New grant to allow study of how L.A. students learn math

New grant to allow study of how L.A. students learn math

Tatiana Melguizo will join a team of education researchers and practitioners to investigate students’ educational pathways from middle school to college.

Are middle school students placed in honors math more likely to declare STEM majors in college? Do specific high school math courses help struggling students successfully transition to college-level math? Is a high school student who takes financial algebra more likely to earn a college degree than one who takes traditional algebra? Answers to these and similar questions can help determine how best to support student achievement, yet many of these inquiries have not been explored in the Los Angeles public education system.

Now, the College Futures Foundation, which is dedicated to catalyzing systemic change to ensure equitable college access and success for low-income students and students of color throughout California, aims to help change that. The nonprofit organization has provided a $100,000 initial research planning grant to support the Math Pathways Project, a year-long effort to understand course-taking experiences of students in the Los Angeles Unified School District. By studying the educational pathway from middle school into college, researchers will seek to identify promising pathways or interventions that may lead to students’ long-term success in college math. In addition to traditional courses, researchers will study L.A. Unified students’ participation in courses such as Transition to College Math and Statistics, a course offered at nearly 60 high schools, in partnership with California State University, Northridge.

Serving as the project’s co-principal investigator is Tatiana Melguizo, an associate professor at the USC Rossier School of Education and a researcher at the Pullias Center for Higher Education.

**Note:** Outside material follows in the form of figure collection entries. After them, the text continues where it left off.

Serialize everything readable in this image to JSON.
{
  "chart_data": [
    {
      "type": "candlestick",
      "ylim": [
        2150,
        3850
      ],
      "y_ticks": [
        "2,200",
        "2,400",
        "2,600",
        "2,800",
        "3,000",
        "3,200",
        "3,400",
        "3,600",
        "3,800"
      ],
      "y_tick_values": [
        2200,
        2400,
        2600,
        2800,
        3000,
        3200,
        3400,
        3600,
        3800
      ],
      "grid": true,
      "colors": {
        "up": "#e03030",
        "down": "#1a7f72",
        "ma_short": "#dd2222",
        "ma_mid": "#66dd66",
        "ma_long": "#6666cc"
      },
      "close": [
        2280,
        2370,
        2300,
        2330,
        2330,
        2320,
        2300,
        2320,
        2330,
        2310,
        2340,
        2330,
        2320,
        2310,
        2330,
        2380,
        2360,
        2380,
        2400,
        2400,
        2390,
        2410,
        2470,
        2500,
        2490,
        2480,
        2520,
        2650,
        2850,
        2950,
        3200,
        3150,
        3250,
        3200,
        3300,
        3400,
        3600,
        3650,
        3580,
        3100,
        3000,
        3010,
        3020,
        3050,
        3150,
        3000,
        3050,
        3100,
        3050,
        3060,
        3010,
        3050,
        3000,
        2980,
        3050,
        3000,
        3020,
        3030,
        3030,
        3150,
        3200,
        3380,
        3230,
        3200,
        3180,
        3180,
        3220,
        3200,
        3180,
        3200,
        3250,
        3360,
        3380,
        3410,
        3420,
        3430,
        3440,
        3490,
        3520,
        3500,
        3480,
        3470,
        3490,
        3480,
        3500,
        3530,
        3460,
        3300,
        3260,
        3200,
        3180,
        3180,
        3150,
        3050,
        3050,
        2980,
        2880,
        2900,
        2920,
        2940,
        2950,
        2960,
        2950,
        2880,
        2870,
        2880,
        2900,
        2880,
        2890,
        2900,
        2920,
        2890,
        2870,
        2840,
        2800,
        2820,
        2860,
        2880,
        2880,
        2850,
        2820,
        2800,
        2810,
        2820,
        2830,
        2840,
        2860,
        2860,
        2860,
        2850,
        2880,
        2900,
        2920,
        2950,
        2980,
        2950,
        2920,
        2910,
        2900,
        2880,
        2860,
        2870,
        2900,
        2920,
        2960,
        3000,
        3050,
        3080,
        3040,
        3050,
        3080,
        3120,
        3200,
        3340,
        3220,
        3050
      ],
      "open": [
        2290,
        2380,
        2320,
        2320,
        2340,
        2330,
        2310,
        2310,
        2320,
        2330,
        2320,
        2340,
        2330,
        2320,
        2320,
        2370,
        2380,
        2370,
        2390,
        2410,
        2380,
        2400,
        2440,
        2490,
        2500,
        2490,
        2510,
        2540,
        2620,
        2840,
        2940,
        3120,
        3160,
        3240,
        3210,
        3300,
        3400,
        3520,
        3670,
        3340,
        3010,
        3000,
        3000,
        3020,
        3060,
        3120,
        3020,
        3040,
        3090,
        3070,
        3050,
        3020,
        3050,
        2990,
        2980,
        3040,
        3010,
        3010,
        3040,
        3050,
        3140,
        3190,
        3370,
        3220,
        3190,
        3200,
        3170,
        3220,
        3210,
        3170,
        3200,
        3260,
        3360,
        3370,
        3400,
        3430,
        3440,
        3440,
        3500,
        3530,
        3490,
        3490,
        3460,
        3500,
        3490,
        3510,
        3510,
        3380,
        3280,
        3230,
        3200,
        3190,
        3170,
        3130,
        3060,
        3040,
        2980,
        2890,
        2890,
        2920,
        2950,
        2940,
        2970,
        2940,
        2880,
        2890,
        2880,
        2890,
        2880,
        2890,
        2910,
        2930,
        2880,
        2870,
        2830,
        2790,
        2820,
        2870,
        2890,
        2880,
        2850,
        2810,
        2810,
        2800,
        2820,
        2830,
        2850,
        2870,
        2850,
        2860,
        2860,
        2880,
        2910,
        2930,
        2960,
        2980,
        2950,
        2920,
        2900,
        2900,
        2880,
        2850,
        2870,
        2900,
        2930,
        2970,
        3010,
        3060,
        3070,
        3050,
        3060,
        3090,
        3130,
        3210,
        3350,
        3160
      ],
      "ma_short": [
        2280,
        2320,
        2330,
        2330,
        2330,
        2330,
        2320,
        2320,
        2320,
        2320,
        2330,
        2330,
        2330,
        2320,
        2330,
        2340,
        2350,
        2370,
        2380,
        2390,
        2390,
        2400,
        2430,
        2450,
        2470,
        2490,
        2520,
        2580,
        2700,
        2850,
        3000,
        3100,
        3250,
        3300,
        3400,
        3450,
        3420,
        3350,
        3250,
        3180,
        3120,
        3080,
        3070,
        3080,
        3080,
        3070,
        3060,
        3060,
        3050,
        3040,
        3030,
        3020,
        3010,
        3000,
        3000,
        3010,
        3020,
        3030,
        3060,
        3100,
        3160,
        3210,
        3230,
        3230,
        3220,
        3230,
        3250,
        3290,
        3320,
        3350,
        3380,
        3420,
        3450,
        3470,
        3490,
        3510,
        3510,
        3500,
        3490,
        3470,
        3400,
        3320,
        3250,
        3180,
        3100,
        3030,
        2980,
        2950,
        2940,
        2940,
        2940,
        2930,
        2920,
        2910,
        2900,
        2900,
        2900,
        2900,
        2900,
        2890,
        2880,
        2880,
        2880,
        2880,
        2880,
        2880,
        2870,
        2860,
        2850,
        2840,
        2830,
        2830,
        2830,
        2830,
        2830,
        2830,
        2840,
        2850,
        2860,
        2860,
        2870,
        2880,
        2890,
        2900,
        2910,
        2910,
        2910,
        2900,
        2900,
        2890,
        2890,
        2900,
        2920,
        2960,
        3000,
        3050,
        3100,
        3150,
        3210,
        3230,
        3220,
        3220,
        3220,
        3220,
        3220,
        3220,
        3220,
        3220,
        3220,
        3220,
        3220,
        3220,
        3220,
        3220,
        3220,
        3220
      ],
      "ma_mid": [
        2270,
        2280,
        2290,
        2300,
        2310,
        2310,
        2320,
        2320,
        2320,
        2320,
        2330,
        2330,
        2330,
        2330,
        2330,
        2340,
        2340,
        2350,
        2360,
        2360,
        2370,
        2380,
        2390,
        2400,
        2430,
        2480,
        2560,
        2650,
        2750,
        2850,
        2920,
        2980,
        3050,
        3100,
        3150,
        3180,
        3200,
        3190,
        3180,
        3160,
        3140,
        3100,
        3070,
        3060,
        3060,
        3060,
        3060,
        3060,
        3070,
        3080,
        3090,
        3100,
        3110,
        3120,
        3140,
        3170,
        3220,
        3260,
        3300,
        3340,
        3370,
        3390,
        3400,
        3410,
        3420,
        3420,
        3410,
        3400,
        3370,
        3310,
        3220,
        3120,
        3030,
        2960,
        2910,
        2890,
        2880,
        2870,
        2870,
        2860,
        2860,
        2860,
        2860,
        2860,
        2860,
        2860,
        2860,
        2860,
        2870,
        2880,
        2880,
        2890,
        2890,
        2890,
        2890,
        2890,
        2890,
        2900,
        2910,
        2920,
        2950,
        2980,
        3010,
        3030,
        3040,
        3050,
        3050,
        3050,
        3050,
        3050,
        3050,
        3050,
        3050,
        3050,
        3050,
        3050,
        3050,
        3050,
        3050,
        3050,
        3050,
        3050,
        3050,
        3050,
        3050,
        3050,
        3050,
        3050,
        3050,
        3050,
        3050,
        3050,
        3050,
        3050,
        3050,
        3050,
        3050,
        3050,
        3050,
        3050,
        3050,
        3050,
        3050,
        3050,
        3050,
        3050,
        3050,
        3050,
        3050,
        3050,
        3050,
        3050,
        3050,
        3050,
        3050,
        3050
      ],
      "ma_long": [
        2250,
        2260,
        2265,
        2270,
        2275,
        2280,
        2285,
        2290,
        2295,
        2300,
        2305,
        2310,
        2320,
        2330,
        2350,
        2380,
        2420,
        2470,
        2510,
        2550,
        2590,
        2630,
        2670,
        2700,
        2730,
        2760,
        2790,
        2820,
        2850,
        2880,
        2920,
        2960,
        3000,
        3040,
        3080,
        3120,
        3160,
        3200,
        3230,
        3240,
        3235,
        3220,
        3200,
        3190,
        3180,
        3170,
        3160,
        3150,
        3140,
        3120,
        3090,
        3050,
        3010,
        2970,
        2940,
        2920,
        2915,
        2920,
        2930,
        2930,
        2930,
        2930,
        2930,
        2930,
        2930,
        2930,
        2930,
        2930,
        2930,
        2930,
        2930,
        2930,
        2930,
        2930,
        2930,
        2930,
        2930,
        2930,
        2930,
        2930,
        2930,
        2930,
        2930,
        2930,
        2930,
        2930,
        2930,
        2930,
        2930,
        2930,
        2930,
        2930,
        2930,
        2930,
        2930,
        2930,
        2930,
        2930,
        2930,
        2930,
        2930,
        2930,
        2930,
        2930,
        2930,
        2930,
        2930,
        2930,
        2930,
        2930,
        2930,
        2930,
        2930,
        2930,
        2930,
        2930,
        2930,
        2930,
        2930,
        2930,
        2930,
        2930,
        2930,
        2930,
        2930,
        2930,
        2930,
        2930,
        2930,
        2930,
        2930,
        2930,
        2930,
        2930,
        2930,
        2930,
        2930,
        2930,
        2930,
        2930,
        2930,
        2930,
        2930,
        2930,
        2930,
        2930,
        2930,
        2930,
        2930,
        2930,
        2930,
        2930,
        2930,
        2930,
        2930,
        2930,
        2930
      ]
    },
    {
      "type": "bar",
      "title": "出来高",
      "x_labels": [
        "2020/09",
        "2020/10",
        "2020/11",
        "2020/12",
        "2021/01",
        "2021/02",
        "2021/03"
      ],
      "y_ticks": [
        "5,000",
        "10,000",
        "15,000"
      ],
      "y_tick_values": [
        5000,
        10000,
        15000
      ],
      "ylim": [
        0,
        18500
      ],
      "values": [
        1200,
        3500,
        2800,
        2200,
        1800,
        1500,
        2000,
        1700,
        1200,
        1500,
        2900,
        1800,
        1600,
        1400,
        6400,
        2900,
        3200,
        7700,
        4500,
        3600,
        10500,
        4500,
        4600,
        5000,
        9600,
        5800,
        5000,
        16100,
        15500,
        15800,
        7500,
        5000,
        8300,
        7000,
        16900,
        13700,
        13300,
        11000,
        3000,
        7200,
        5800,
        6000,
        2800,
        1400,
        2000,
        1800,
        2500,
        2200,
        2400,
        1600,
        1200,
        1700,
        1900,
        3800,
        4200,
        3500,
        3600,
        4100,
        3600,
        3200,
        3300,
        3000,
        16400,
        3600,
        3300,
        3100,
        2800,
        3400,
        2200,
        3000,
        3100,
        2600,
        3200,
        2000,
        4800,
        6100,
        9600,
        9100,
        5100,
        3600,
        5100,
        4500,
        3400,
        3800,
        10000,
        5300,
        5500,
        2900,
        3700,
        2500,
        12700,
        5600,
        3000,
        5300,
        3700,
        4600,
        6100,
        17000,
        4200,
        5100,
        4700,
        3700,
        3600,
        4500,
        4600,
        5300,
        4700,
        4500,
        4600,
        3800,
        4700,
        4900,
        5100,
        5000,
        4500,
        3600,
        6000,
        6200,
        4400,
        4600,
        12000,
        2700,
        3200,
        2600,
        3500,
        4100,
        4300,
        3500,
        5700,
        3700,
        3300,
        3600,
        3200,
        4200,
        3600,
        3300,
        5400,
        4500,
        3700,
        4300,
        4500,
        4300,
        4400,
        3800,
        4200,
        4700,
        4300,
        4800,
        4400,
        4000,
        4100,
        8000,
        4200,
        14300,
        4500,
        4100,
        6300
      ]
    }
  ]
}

“Right now, we just don’t have enough information related to math course-taking patterns for L.A. Unified students to figure out which of the pathways are most beneficial or how the pathways could be improved,” Melguizo said. “This grant will help us identify the various math pathways students experience in middle and high school, so we can plan a more informed and robust longer-term study.”

Melguizo’s collaborators include two researchers from the Los Angeles Education Research Institute (LAERI): principal investigator Meredith Phillips, co-founder of LAERI and an associate professor of public policy and sociology at the University of California, Los Angeles (UCLA); and co-principal investigator, Kyo Yamashiro, executive director of LAERI and an associate professor of education at Claremont Graduate University; and practitioners from L.A. Unified and the Los Angeles Community College District. Using previous research led by the three co-principal investigators as a starting point, the researchers and practitioners will leverage the grant to develop a longer-term study of math pathways that can help inform instructional practice and policy.

“We’re excited by the opportunity to partner across local universities, and with key L.A. Unified leaders and practitioners, to ensure that we bring the best combination of expertise and community knowledge to bear on the research questions,” Phillips said. “This study will be conducted under the LAERI research-practice partnership framework, which means that researchers and practitioners will collaborate at all stages of the project, with the goal of making the research useful to the school district.”

“This grant will build on our existing research-practice partnership with LAERI, by digging into our students’ math experience and learning more about how we are preparing them for future college success,” said Frances Gipson, L.A. Unified’s chief academic officer. “We look forward to learning together, with our research partners, to inform our practices supporting our students’ success once they leave our schools.”

This study continues Melguizo’s ongoing research on public policy and community colleges, with a focus on the persistence and educational outcomes of minority and low-income students.